Oyları bunlar sayacak: YSK ceza verme yetkisini kaldıran KHK'ya uymama talebini reddetti
Yüksek Seçim Kurulu (YSK), yandaş televizyonlarda propaganda yapılmasına ceza verme yetkisini kaldıran KHK hükmünün yok sayılması talebini reddetti.
Yüksek Seçim Kurulu (YSK), yandaş televizyonlarda seçim sürecinde AKP ve ‘Evet’ propagandası yapılmasına ceza verme yetkisini kaldıran KHK hükmünün yok sayılması talebini reddetti. YSK, kararında böyle bir görev ve yetkisinin olmadığını iddia etti.
AKP hükümetinin çıkardığı son 687 sayılı KHK ile YSK’nin seçim dönemlerinde ‘taraflı’ yayın yapan televizyonlara ceza verme yetkisi kaldırıldı. Avukat Sedat Vural, bunun üzerine YSK’ya başvurarak, söz konusu KHK hükmünün yok sayılmasını istedi. KHK’nin anayasaya aykırı olduğuna vurgu yapan Vural, dilekçesinde anayasaya göre YSK’nin görevinin, seçimlerin düzen içinde yönetimi ve dürüstlüğü ilgili bütün işlemleri yapma, seçim konularıyla ilgili yolsuzlukları, şikâyet ve itirazları inceleme olduğuna dikkat çekti. Talebi üç gün sonra değerlendiren YSK, avukat Vural’a ‘ret’ yanıtı verdi.

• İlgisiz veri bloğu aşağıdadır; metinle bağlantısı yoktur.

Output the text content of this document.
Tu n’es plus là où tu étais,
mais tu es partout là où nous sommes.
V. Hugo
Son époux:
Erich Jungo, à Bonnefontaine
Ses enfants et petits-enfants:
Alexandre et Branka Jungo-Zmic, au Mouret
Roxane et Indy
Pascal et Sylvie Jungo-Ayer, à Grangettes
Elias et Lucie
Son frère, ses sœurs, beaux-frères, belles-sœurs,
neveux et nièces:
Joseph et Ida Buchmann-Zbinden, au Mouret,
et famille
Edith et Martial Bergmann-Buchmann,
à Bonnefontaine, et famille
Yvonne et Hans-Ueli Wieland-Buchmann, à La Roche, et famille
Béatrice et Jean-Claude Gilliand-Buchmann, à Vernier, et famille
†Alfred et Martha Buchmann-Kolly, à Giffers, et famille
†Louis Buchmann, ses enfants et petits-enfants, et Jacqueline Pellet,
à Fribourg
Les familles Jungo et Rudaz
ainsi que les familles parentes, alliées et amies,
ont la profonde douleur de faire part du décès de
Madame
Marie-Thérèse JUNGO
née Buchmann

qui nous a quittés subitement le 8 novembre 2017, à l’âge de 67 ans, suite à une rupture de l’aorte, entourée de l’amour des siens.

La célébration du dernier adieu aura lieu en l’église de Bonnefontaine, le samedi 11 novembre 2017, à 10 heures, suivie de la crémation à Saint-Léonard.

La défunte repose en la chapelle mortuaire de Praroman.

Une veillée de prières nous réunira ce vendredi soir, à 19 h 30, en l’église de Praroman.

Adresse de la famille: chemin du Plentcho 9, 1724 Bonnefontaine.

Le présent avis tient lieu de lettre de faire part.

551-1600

Oybirliğiyle kendisi feshetti
Oybirliği ile verilen kararda, YSK’nin görevlerini düzenleyen anayasanın 79. maddesine dikkat çekilerek, “Bu itibarla, 687 sayılı Olağanüstü Hal Kapsamında Bazı Düzenlemeler Yapılması Hakkında Kanun Hükmünde Kararnamenin yok hükmünde sayılmasına ilişkin istemin, Yüksek Seçim Kurulu’nun görev ve yetkisinde olmaması nedeniyle reddine karar verilmesi gerekmiştir” denildi.
‘Yetkisizlik’ bahane
Kararı eleştiren Avukat Vural, YSK’nin Anayasa Mahkemesi gibi bu süreçte anayasal varlık nedenini bu kararla inkâr ettiğini kaydetti. YSK’nin “anayasanın başta değiştirilemez hükmü olan demokratik hukuk devletinin”, AİHM’nin “demokratik toplum gereklerine uygunluk ilke ve hükümlerine” göre, hem görev hem de yetki bakımından inceleme ve karar verme anayasal sorumluluğunu yerine getirmediğini belirten Vural, şu değerlendirmeyi yaptı:
“Yurttaşların hak ve özgürlükler konusunda temel güvencesi yargı; bu güvenceleri ortadan kaldıran olağanüstü halin kalıcı olmasına yol verdi. Anayasal hükümler ve AİHS ve AİHM hükümlerine göre itirazlar konusunda sadece yetki değil, gerek YSK; gerekse Anayasa Mahkemesi inceleme ve karar verme konusunda aynı zamanda görevlidirler. İki yüksek yargının da ‘yetkisizlik kararları’ sübjektif bahaneleridir.’